Elle avait été emprisonnée auparavant ; en 2009, alors qu'elle était maire de Viransehir, elle a été condamnée à cinq ans de prison pour avoir prétendument eu une relation avec l'Union des communautés du Kurdistan, considérée comme une organisation terroriste par la Turquie. En 2018, en tant que députée du HDP, elle a été placée en détention préventive pour avoir critiqué une opération militaire à Rojava, au Kurdistan syrien.

Le principal parti d'opposition, le Parti républicain du peuple (CHP), dirigé par Canan Kaftancioglu, n'est pas non plus épargné par la répression des autorités turques, et encore moins après la victoire de ses candidats dans les principales villes du pays, Ankara et Istanbul, aux élections locales de 2019. La perte de la ville d'Istanbul, le centre économique et social de la Turquie avec une population de 16 millions d'habitants, a été la plus grande défaite électorale du président Erdogan jusqu'à présent.

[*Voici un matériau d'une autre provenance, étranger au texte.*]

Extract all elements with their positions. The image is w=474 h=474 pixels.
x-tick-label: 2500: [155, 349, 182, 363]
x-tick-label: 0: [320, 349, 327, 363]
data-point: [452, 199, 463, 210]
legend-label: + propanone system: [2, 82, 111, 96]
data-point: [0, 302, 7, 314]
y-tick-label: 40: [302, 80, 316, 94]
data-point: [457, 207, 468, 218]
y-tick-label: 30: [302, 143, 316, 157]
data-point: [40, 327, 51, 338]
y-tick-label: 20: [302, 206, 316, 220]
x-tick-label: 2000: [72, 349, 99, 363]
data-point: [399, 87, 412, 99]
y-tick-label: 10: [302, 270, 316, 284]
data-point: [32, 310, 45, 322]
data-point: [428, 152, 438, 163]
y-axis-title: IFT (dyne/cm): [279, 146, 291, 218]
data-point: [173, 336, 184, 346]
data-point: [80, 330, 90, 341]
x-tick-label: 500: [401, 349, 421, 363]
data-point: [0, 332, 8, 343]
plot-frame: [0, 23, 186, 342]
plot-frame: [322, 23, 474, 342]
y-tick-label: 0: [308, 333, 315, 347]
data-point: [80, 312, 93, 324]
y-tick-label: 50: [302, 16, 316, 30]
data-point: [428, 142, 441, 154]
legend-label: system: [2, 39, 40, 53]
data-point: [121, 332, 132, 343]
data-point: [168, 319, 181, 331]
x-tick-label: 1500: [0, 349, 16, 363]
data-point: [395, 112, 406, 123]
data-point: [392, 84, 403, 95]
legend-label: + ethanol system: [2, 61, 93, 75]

D'autre part, l'ONG Human Rights Watch a évalué dans son récent Rapport mondial 2021 la situation que traverse le pays eurasiatique, arguant que cette plainte se fonde sur la législation que la Turquie a adoptée pour réduire au silence et persécuter plus vigoureusement les partis d'opposition, leurs représentants politiques et leurs partisans.

Le rapport mondial 2021 de HRW souligne également la détérioration de domaines essentiels au bon développement démocratique d'un pays. En ce sens, il met en évidence l'ingérence d'Erdogan dans le secteur judiciaire, non seulement par les purges qu'il a effectuées, mais aussi maintenant avec les changements dans les structures des barreaux indépendants, ce qui dynamise davantage la situation de l'État de droit dans le pays.